It’s funny how people assume that alternative app stores would mean they can get around paying their cut.
As was established in Epic v. Apple, it’s not a payment processing fee, it’s an IP fee:
Indeed, as the Court has found, Apple is entitled to license its intellectual property for a fee, and to guard its intellectual property from uncompensated use by others.
This applies to sideloaded apps, alternative app stores, external payment processing, etc. The fee is to be payed for using the platform, its tools, and technologies, and having access to the user base generated by Apple via their hardware. That’s what you’re paying a 30% cut for.
They might have to - while the DMA requires them to allow sideloading or alternative stores, the DSA requires them (and alternative stores) to govern the system and protect users as well as remove illegal and violating content (and the EUs level of free speech varies between member countries).
And even under the DMA ‘the gatekeeper shall not be prevented from taking … strictly necessary and proportionate measures to ensure that third-party [apps and app stores] do not endanger the integrity of the [gatekeeper’s] hardware or operating system, provided such measures are duly justified by the gatekeeper’.
People seem to be grossly under-informed (or unfazed) about either regulation and also blissfully unaware of the muzzling of free speech and the amount of censorship provisions contained in the DSA.
It’s as if the EUs regulatory left hand does’t know what its right hand is doing.
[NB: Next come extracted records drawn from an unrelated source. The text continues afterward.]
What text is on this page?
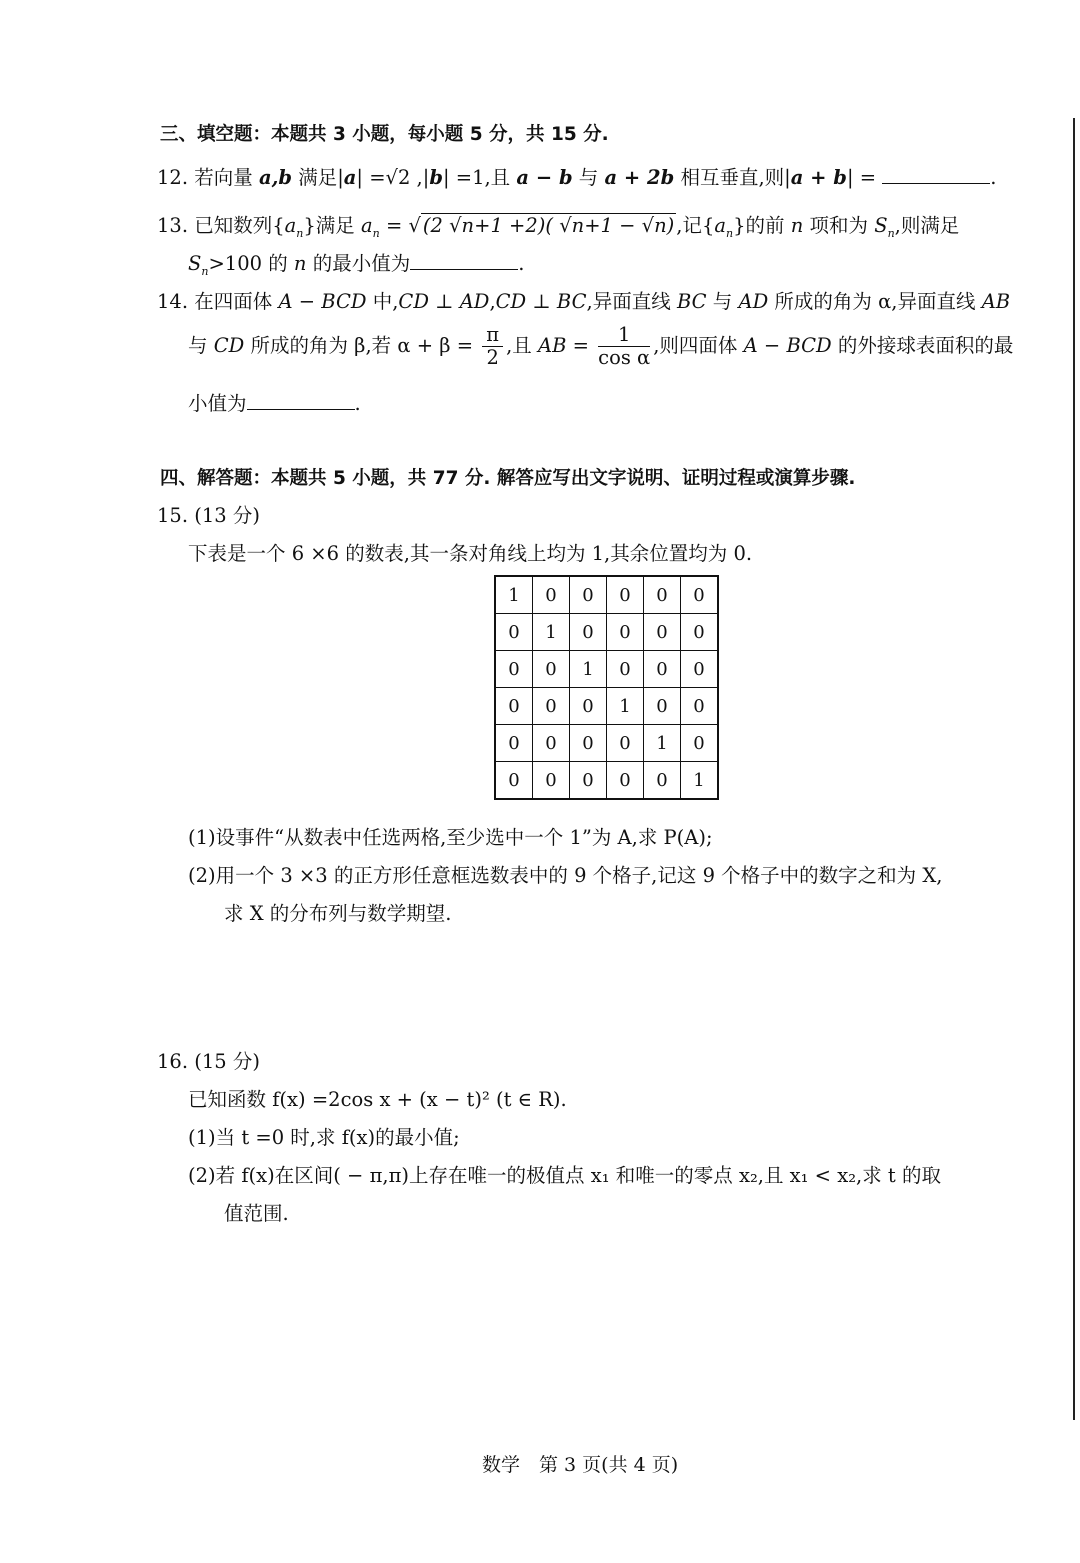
三、填空题：本题共 3 小题，每小题 5 分，共 15 分.
12. 若向量 a,b 满足|a| =√2 ,|b| =1,且 a − b 与 a + 2b 相互垂直,则|a + b| =	.
13. 已知数列$\{a_n\}$满足 $a_n$ = √ (2 √n+1 +2)( √n+1 − √n) ,记$\{a_n\}$的前 n 项和为 $S_n$,则满足
$S_n>100$ 的 n 的最小值为	.
14. 在四面体 A − BCD 中,CD ⊥ AD,CD ⊥ BC,异面直线 BC 与 AD 所成的角为 α,异面直线 AB
与 CD 所成的角为 β,若 $\alpha + \beta = \frac{\pi}{2}$ ,且 AB = $\frac{1}{\text{cos α}}$ ,则四面体 A − BCD 的外接球表面积的最
小值为	.
四、解答题：本题共 5 小题，共 77 分. 解答应写出文字说明、证明过程或演算步骤.
15. (13 分)
下表是一个 6 ×6 的数表,其一条对角线上均为 1,其余位置均为 0.
1	0	0	0	0	0
0	1	0	0	0	0
0	0	1	0	0	0
0	0	0	1	0	0
0	0	0	0	1	0
0	0	0	0	0	1
(1)设事件“从数表中任选两格,至少选中一个 1”为 A,求 P(A);
(2)用一个 3 ×3 的正方形任意框选数表中的 9 个格子,记这 9 个格子中的数字之和为 X,
求 X 的分布列与数学期望.
16. (15 分)
已知函数 f(x) =2cos x + (x − t)² (t ∈ R).
(1)当 t =0 时,求 f(x)的最小值;
(2)若 f(x)在区间( − π,π)上存在唯一的极值点 x₁ 和唯一的零点 x₂,且 x₁ < x₂,求 t 的取
值范围.
数学　第 3 页(共 4 页)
The EU has an almost naive belief in the ‘magical’ abilities of software companies to make opposing legal requirements work so they can have their cake and eat it too.
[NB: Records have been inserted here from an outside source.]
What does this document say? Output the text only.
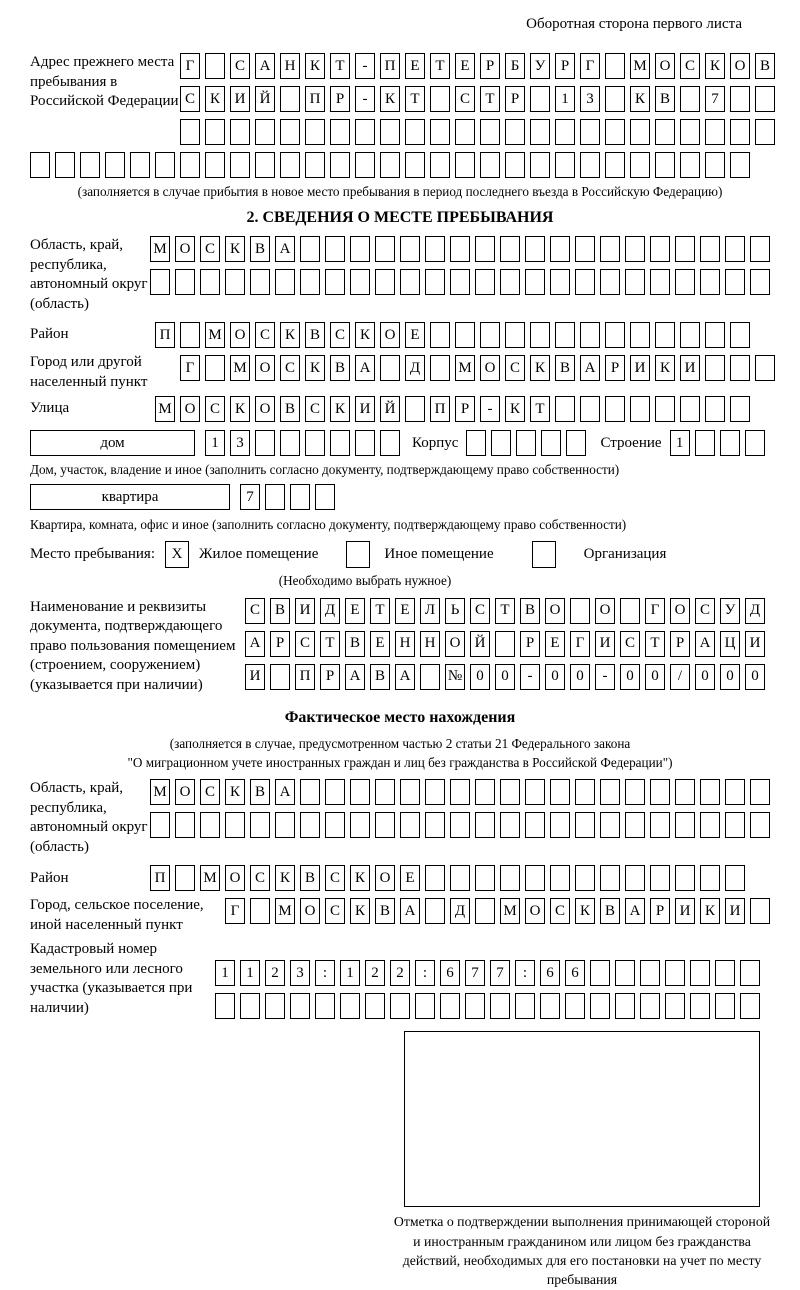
Оборотная сторона первого листа
Адрес прежнего места пребывания в Российской Федерации
Г	С А Н К	Т	-	П Е	Т	Е	Р	Б	У	Р	Г	М О С К О В
С К И Й	П	Р	-	К	Т	С	Т	Р	1	3	К В	7
(заполняется в случае прибытия в новое место пребывания в период последнего въезда в Российскую Федерацию)
2. СВЕДЕНИЯ О МЕСТЕ ПРЕБЫВАНИЯ
Область, край, республика, автономный округ (область)
М О С К В А
Район	П	М О С К В С К О Е
Город или другой населенный пункт
Г	М О С К В А	Д	М О С К В А	Р	И К И
Улица	М О С К О В С К И Й	П	Р	-	К	Т
дом	1	3	Корпус	Строение 1
Дом, участок, владение и иное (заполнить согласно документу, подтверждающему право собственности)
квартира	7
Квартира, комната, офис и иное (заполнить согласно документу, подтверждающему право собственности)
Место пребывания:	X	Жилое помещение	Иное помещение	Организация
(Необходимо выбрать нужное)
Наименование и реквизиты документа, подтверждающего право пользования помещением (строением, сооружением) (указывается при наличии)
С В И Д	Е	Т	Е	Л	Ь	С	Т	В О	О	Г	О С У Д
А	Р	С	Т	В	Е	Н Н О Й	Р	Е	Г	И С	Т	Р	А Ц И
И	П	Р	А В А	№ 0	0	-	0	0	-	0	0	/	0	0	0
Фактическое место нахождения
(заполняется в случае, предусмотренном частью 2 статьи 21 Федерального закона
"О миграционном учете иностранных граждан и лиц без гражданства в Российской Федерации")
Область, край, республика, автономный округ (область)
М О С К В А
Район	П	М О С К В С К О Е
Город, сельское поселение, иной населенный пункт
Г	М О С К В А	Д	М О С К В А	Р	И К И
Кадастровый номер земельного или лесного участка (указывается при наличии)
1	1	2	3	:	1	2	2	:	6	7	7	:	6	6
Отметка о подтверждении выполнения принимающей стороной и иностранным гражданином или лицом без гражданства действий, необходимых для его постановки на учет по месту пребывания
Sideloading does not mean that you’re not subject to a ToS or that you will get full access to system frameworks.
This would potentially still require you to have an Apple developer membership to properly codesign binaries (like on macOS) if you distribute binaries and thus Apple could ask for financial audits to determine your income made with iOS customers.
This was explicitly mentioned in the court ruling: If a payment provider outside of Apple is used, Apple is entitled to such an audit to determine the size of the fee.
That’s not an enforceable policy though. If you allow any form of sideloading, people will get around that quickly. Jailbreaking is already possible, sideloading will make it easy.
It’s funny how people assume that alternative app stores would mean they can get around paying their cut.
As was established in Epic v. Apple, it’s not a payment processing fee, it’s an IP fee:
This applies to sideloaded apps, alternative app stores, external payment processing, etc. The fee is to be payed for using the platform, its tools, and technologies, and having access to the user base generated by Apple via their hardware. That’s what you’re paying a 30% cut for.
There is no way they can collect such a cut under the new rules.
They might have to - while the DMA requires them to allow sideloading or alternative stores, the DSA requires them (and alternative stores) to govern the system and protect users as well as remove illegal and violating content (and the EUs level of free speech varies between member countries).
And even under the DMA ‘the gatekeeper shall not be prevented from taking … strictly necessary and proportionate measures to ensure that third-party [apps and app stores] do not endanger the integrity of the [gatekeeper’s] hardware or operating system, provided such measures are duly justified by the gatekeeper’.
People seem to be grossly under-informed (or unfazed) about either regulation and also blissfully unaware of the muzzling of free speech and the amount of censorship provisions contained in the DSA.
It’s as if the EUs regulatory left hand does’t know what its right hand is doing. The EU has an almost naive belief in the ‘magical’ abilities of software companies to make opposing legal requirements work so they can have their cake and eat it too.
If sideloading is allowed, how would they enforce that?
Sideloading does not mean that you’re not subject to a ToS or that you will get full access to system frameworks.
This would potentially still require you to have an Apple developer membership to properly codesign binaries (like on macOS) if you distribute binaries and thus Apple could ask for financial audits to determine your income made with iOS customers.
This was explicitly mentioned in the court ruling: If a payment provider outside of Apple is used, Apple is entitled to such an audit to determine the size of the fee.
That’s not an enforceable policy though. If you allow any form of sideloading, people will get around that quickly. Jailbreaking is already possible, sideloading will make it easy.